I think that many of my previous scans were not useful and showed inaccurate results because the IP address i was scanning from might have gotten black listed by dir-auths? or perhaps blocked by many relays by the anti-denial-of-service mechanisms in tor? i got rid of that virtual server and lost use of it's IP address... so we'll never know.
Katharina and I are interested in doing lots more thorough scans of the Tor network rather than this limited methodology i've been using.
What are the guidelines to avoid getting blocked by the tor network? Is it possible to check the consensus to see if a client IP has been blocked?
On Fri, Apr 27, 2018 at 09:12:59PM +0000, dawuud wrote:
Greetings,
( Meejah and I made txtorcon report the reason for circuit build failures here: https://github.com/meejah/txtorcon/pull/299 My scanner now uses this txtorcon feature: https://github.com/david415/tor_partition_scanner )
I used a collector consensus file: 2018-04-27-19-00-00-consensus
wget https://collector.torproject.org/recent/relay-descriptors/consensuses/2018-0...

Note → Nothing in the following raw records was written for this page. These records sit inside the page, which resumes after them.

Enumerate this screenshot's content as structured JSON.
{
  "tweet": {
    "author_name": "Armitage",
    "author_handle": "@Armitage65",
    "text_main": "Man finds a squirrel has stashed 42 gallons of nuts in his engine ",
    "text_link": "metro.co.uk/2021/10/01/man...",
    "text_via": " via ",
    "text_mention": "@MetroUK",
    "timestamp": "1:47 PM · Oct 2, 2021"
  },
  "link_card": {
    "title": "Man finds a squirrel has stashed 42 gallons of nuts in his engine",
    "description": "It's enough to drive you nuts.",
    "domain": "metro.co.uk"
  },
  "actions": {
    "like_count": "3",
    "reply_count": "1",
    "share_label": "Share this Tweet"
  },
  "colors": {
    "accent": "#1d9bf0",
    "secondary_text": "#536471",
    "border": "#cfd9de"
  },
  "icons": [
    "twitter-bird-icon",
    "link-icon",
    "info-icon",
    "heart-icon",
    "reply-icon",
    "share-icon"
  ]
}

and extracted the top 100 relays with the highest consensus weights with stable AND fast flags.
./helpers/query_fingerprints_from_consensus_file.py 2018-04-27-19-00-00-consensus > top100.relays
and then performed the scan, building 9900 2-hop tor circuits:
detect_partitions.py --tor-control unix:/var/run/tor/control --log-dir ./ --status-log ./status_log \ --relay-list top100.relays --secret secretTorEmpireOfRelays --partitions 1 --this-partition 0 \ --build-duration .25 --circuit-timeout 60 --log-chunk-size 1000 --max-concurrency 100
This resulted in only 307 circuit build failures:
echo "select reason from scan_log where status = 'failure'
;" | sqlite3 scan1.db | wc -l
307
And out of these failures, 301 of them the circuit build failure REASON was reported by little-t tor as TIMEOUT:
echo "select reason from scan_log where status = 'failure';" | sqlite3 scan1.db | grep -i timeout | wc -l 301
Here's the non-timeout REASONs for these circuit build failures:
echo "select reason from scan_log where status = 'failure';" | sqlite3 scan1.db | grep -vi timeout
DESTROYED, FINISHED DESTROYED, FINISHED DESTROYED, CHANNEL_CLOSED DESTROYED, CHANNEL_CLOSED DESTROYED, CHANNEL_CLOSED DESTROYED, CHANNEL_CLOSED
I'm curious to try this scan at different times of day to see if results vary.
Cheers,
David
On Tue, Mar 13, 2018 at 11:48:30PM +0000, dawuud wrote:
I did another scan, this time with 3 seconds between each circuit build and set the max connections to 50 with similar results as yesterday:
9354 failure 2 timeout 544 success
most of the circuit build failures happened in under a second:
echo "select (end_time - start_time) / 1000 as duration from scan_log where duration < 1 AND status = 'failure';" | sqlite3 scan1.db | wc -l 9344
txtorcon does expose both the 'reason' and the 'remote_reason' flags returned by the failure messages. In fact, it returns all flags that Tor sent during stream or circuit failures.
The **kwargs in stream_closed, circuit_closed or circuit_failed notifications should all include "REASON" and many times will also include "REMOTE_REASON" (e.g. if the "other" relay closed the connection). For convenience, txtorcon also includes lower-cased versions of all the flags.
ah ok! I will take a look at this. I'd like to do another scan while collecting this additional information.
Would it be better, then, to pick one first hop and scan (sequentially) every second-hop using that first hop? (And maybe have say 5 or 10 such things going on at once?)
Maybe it's ok to make 7,000+ tor circuits sequentially from the same relay if it's done very slowly?